Le gouvernement britannique a mis en ligne samedi ses archives qui remontent jusqu'en 1858 et contiennent 41 millions de testaments, dont ceux de Winston Churchill, de la princesse Diana ou de Charles Dickens.

Ces archives ont toujours été publiques et utilisée notamment par les génélogistes, mais n'étaient jusqu'ici pas disponibles sur internet. La base de données permet d'effectuer une recherche en tapant un nom de famille et une année de décès. Une copie électronique du testament sélectionné peut être obtenue sous 10 jours moyennant 10 livres (12,75 euros).
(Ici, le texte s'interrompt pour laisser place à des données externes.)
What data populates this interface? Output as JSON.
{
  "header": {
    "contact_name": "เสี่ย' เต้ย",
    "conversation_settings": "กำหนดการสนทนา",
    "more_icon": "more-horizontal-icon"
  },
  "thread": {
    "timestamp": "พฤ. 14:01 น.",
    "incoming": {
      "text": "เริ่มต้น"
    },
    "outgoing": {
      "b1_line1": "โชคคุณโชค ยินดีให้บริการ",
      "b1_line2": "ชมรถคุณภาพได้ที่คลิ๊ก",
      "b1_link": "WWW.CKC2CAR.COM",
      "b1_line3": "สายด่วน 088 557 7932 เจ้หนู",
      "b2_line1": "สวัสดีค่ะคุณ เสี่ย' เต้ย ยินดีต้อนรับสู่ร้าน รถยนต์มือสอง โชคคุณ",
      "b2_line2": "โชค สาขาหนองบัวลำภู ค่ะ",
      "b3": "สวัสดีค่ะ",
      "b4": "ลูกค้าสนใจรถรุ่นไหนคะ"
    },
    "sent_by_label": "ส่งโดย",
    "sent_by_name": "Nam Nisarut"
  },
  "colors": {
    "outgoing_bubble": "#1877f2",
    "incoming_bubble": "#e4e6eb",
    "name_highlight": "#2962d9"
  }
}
"C'est une ressource fantastique non seulement pour les généalogistes, mais aussi pour toute personne ayant un intérêt pour l'histoire sociale ou les personnages célèbres", a déclaré la secrétaire d'État à la Justice chargée des tribunaux, Shailesh Vara.

Les curieux pourront ainsi lire que l'écrivain Charles Dickens a demandé à être enterré sans faste et de façon privée, que l'économiste John Keynes souhaitait que la plupart de ses notes et de ses manuscrits non publiés soient détruits ou encore que le mathématicien Alan Turing a divisé ses biens à parts égales entre un groupe de collègues et sa mère.